OdpowiedzUsuńDużo z tych komentarzy pod artykułem się dowiedziałem. Ten blog jest mega ciekawy.
OdpowiedzUsuńPlanujesz budowę ogrodu zimowego? Sprawdź ofertę https://verandino.pl/
OdpowiedzUsuńWczoraj znajomy przesłał mi link do tego blogu. Ja na pewno na tym blogu zostanę.
OdpowiedzUsuńPlanuje zrobić coś w rodzaju drewnianej studni, która posłużyłaby mi za atrapę na otwór do wkopanego w ziemię zbiornika. Podzieliłbyś się jakimiś radami, jak takie coś wykonać i zabezpieczyć?
OdpowiedzUsuńOj tak - deszczówka to jedna z najlepszych "rzeczy", jakie mogą się trafić naszym roślinkom. Ja nią też podlewam paprotkę domową, która dzięki takiej wodzie właśnie odżyła :).
OdpowiedzUsuńPotrzeba jest matką wynalazków, własnoręczne zbiorniki na deszczówkę wyglądają naprawdę dobrze :)
OdpowiedzUsuńJaka mata piankowa dla niemowlaka jest najlepsza?
OdpowiedzUsuńOpinie o trek marlin 6 2022
OdpowiedzUsuńPodziwiamy osoby rozwijające swoje pasje. Rękodzieło to piękna ale wymagająca czasu i cierpliwości pasja.

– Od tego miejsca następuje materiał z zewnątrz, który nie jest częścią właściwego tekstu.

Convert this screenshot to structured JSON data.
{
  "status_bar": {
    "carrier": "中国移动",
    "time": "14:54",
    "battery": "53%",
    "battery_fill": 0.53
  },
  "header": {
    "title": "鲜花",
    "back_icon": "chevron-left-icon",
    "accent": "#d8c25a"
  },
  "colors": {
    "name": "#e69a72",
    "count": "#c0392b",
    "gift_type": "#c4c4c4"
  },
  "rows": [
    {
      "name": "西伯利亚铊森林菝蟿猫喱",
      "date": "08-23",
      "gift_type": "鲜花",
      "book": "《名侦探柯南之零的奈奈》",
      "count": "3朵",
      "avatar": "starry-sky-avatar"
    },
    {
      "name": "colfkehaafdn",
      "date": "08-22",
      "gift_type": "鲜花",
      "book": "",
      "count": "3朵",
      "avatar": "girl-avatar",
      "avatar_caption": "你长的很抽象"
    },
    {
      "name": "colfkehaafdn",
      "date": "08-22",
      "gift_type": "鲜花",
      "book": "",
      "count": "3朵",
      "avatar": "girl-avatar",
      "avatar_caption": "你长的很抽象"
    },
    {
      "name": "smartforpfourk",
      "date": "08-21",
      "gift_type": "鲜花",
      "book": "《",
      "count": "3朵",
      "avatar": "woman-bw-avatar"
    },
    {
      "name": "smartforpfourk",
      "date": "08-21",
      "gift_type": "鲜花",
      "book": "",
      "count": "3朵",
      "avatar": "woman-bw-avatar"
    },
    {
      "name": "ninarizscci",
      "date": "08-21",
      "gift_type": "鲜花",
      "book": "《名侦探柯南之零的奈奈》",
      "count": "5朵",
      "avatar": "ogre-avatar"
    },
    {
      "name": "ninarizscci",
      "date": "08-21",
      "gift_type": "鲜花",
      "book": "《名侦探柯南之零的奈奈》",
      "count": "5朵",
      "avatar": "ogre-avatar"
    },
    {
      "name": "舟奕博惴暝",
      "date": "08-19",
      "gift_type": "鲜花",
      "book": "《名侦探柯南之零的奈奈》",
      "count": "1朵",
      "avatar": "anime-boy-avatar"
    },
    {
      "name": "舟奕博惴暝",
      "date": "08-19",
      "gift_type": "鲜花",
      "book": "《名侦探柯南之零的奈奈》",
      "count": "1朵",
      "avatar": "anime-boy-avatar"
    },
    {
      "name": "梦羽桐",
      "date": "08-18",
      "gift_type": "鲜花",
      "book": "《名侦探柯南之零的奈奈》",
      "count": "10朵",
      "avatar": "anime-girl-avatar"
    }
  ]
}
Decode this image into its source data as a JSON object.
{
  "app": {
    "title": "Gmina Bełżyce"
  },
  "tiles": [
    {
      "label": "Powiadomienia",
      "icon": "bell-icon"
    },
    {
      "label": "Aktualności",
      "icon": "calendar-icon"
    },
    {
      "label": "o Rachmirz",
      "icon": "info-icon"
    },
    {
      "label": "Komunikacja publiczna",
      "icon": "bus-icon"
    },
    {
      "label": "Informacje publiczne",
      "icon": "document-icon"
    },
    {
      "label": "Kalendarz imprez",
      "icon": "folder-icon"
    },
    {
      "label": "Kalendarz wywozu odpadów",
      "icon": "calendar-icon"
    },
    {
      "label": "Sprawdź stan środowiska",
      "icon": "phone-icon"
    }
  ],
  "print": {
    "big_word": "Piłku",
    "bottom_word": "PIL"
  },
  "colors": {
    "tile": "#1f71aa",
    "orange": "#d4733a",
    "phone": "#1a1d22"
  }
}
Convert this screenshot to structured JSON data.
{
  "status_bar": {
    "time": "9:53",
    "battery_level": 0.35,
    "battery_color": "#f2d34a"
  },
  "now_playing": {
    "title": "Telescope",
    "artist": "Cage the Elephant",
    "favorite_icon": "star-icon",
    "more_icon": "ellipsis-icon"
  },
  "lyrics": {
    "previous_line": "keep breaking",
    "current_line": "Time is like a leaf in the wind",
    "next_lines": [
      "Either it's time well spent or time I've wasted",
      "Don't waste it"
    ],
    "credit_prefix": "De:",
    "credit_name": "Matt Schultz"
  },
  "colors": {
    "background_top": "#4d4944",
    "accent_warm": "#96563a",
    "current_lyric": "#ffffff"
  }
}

OdpowiedzUsuńNa posesji moich rodziców jest stara studnia, w okresie PRL jeszcze intensywnie użytkowana. Woda w niej jest dobrej jakości, więc miała miejsce reaktywacja. Wystarczyło zamontować nowy łańcuch do studni i ocynkowane wiadro - duża frajda. Natomiast beczka do zbierania deszczówki też jest - ustawiona w strategicznym miejscu i wszystko do niej spływa jak należy :)
OdpowiedzUsuńŚwietny post! Od jakiegoś czasu zainteresowałam się tematem zbiorników na deszczówke. Myśle, że jest to dobre rozwiązanie w przypadku ograniczonej przestrzeni. A same przedsięwzięcie korzystne zarówno dla portfela jak i środowiska:)

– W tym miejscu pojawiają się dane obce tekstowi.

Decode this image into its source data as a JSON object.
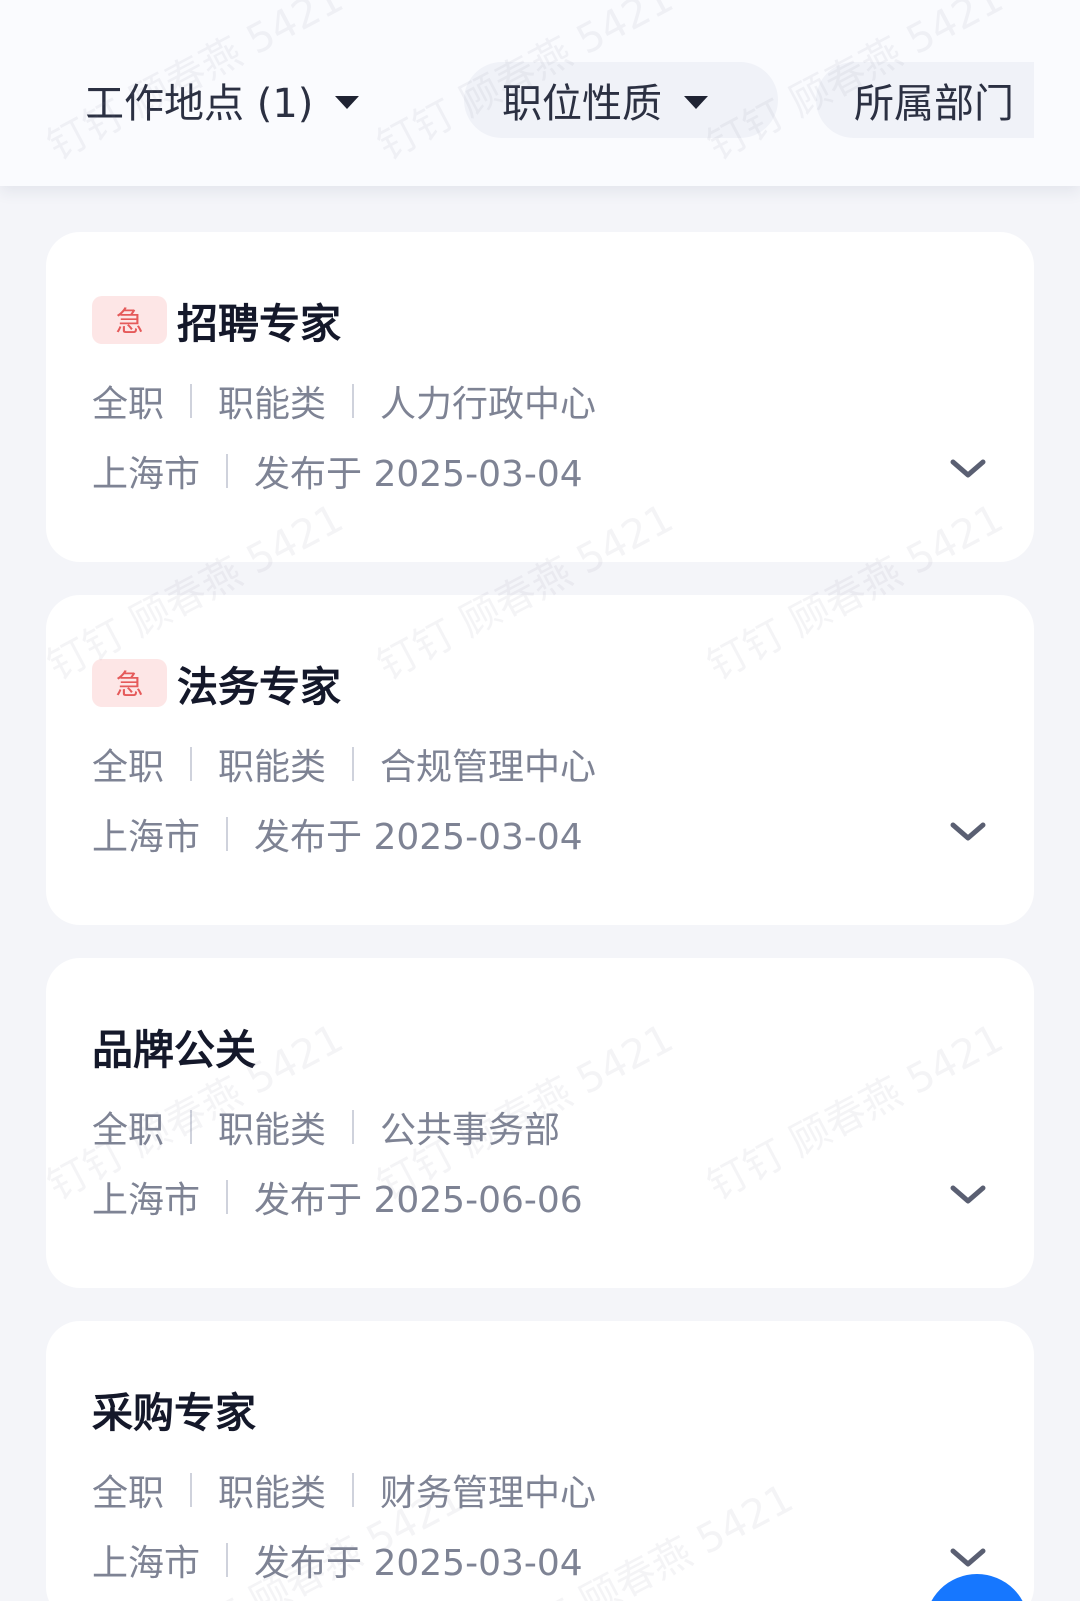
{
  "filters": [
    {
      "label": "工作地点 (1)",
      "has_caret": true
    },
    {
      "label": "职位性质",
      "has_caret": true
    },
    {
      "label": "所属部门",
      "has_caret": false
    }
  ],
  "jobs": [
    {
      "urgent_label": "急",
      "title": "招聘专家",
      "type": "全职",
      "category": "职能类",
      "department": "人力行政中心",
      "city": "上海市",
      "published": "发布于 2025-03-04",
      "urgent": true
    },
    {
      "urgent_label": "急",
      "title": "法务专家",
      "type": "全职",
      "category": "职能类",
      "department": "合规管理中心",
      "city": "上海市",
      "published": "发布于 2025-03-04",
      "urgent": true
    },
    {
      "urgent_label": "",
      "title": "品牌公关",
      "type": "全职",
      "category": "职能类",
      "department": "公共事务部",
      "city": "上海市",
      "published": "发布于 2025-06-06",
      "urgent": false
    },
    {
      "urgent_label": "",
      "title": "采购专家",
      "type": "全职",
      "category": "职能类",
      "department": "财务管理中心",
      "city": "上海市",
      "published": "发布于 2025-03-04",
      "urgent": false
    }
  ],
  "watermark": "钉钉 顾春燕 5421",
  "colors": {
    "accent": "#1677ff",
    "urgent_bg": "#fde6e6",
    "urgent_text": "#e55a5a"
  },
  "icons": {
    "expand": "chevron-down-icon",
    "filter_caret": "caret-down-icon"
  }
}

OdpowiedzUsuńRewelacyjny blog. Na ten blog na pewno będę wracał.
OdpowiedzUsuńBardzo ciekawy wpis!
OdpowiedzUsuńOszczędzaj miejsce, dbaj o środowisko i ciesz się wygodą - wszystko to dzięki beczkom na wodę z Ekofabryki! Sprawdź naszą ofertę już dziś i znajdź idealne rozwiązanie dla siebie- beczki na wodę.

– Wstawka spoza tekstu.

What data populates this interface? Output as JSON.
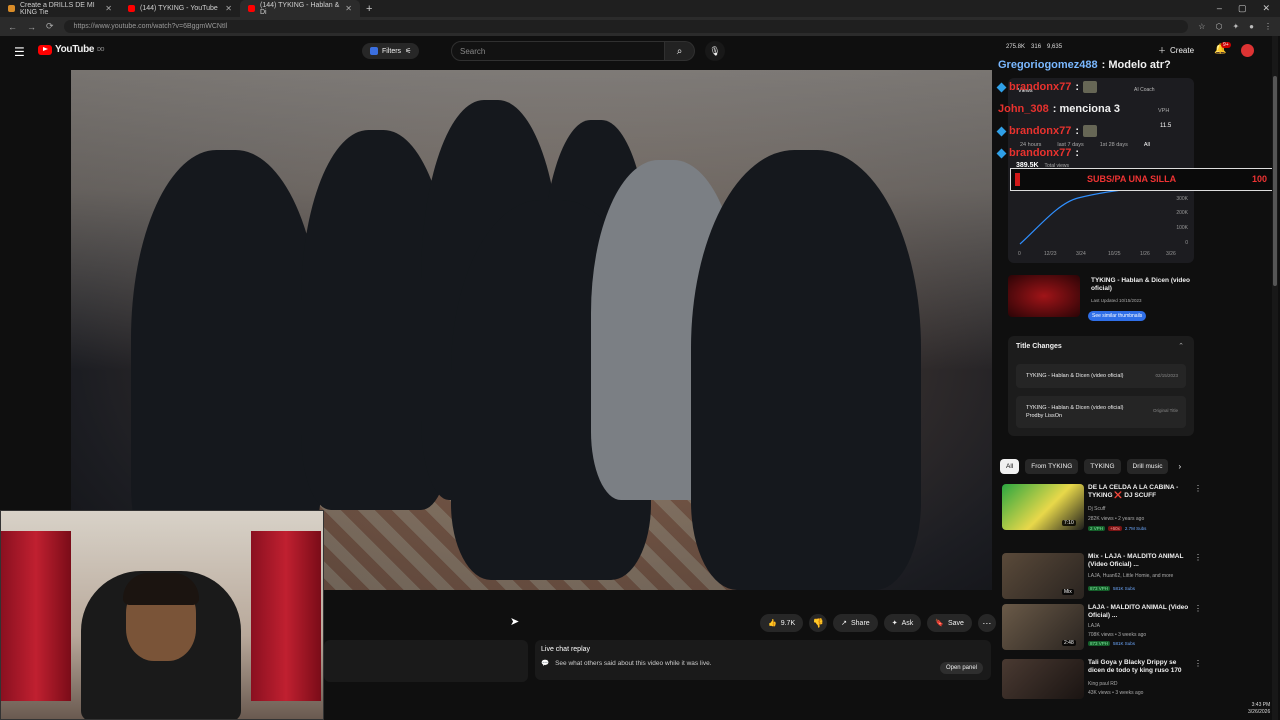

OdpowiedzUsuńWanny galwaniczne są specjalistycznymi zbiornikami wykorzystywanymi w procesach galwanizacji i obróbki powierzchniowej. Zaprojektowane z myślą o odporności na agresywne chemikalia, wanny te są wykonane z trwałych materiałów, które zapewniają długą żywotność i niezawodność. Wanny galwaniczne są dostępne w różnych rozmiarach i kształtach, co pozwala na ich dopasowanie do specyficznych wymagań produkcyjnych.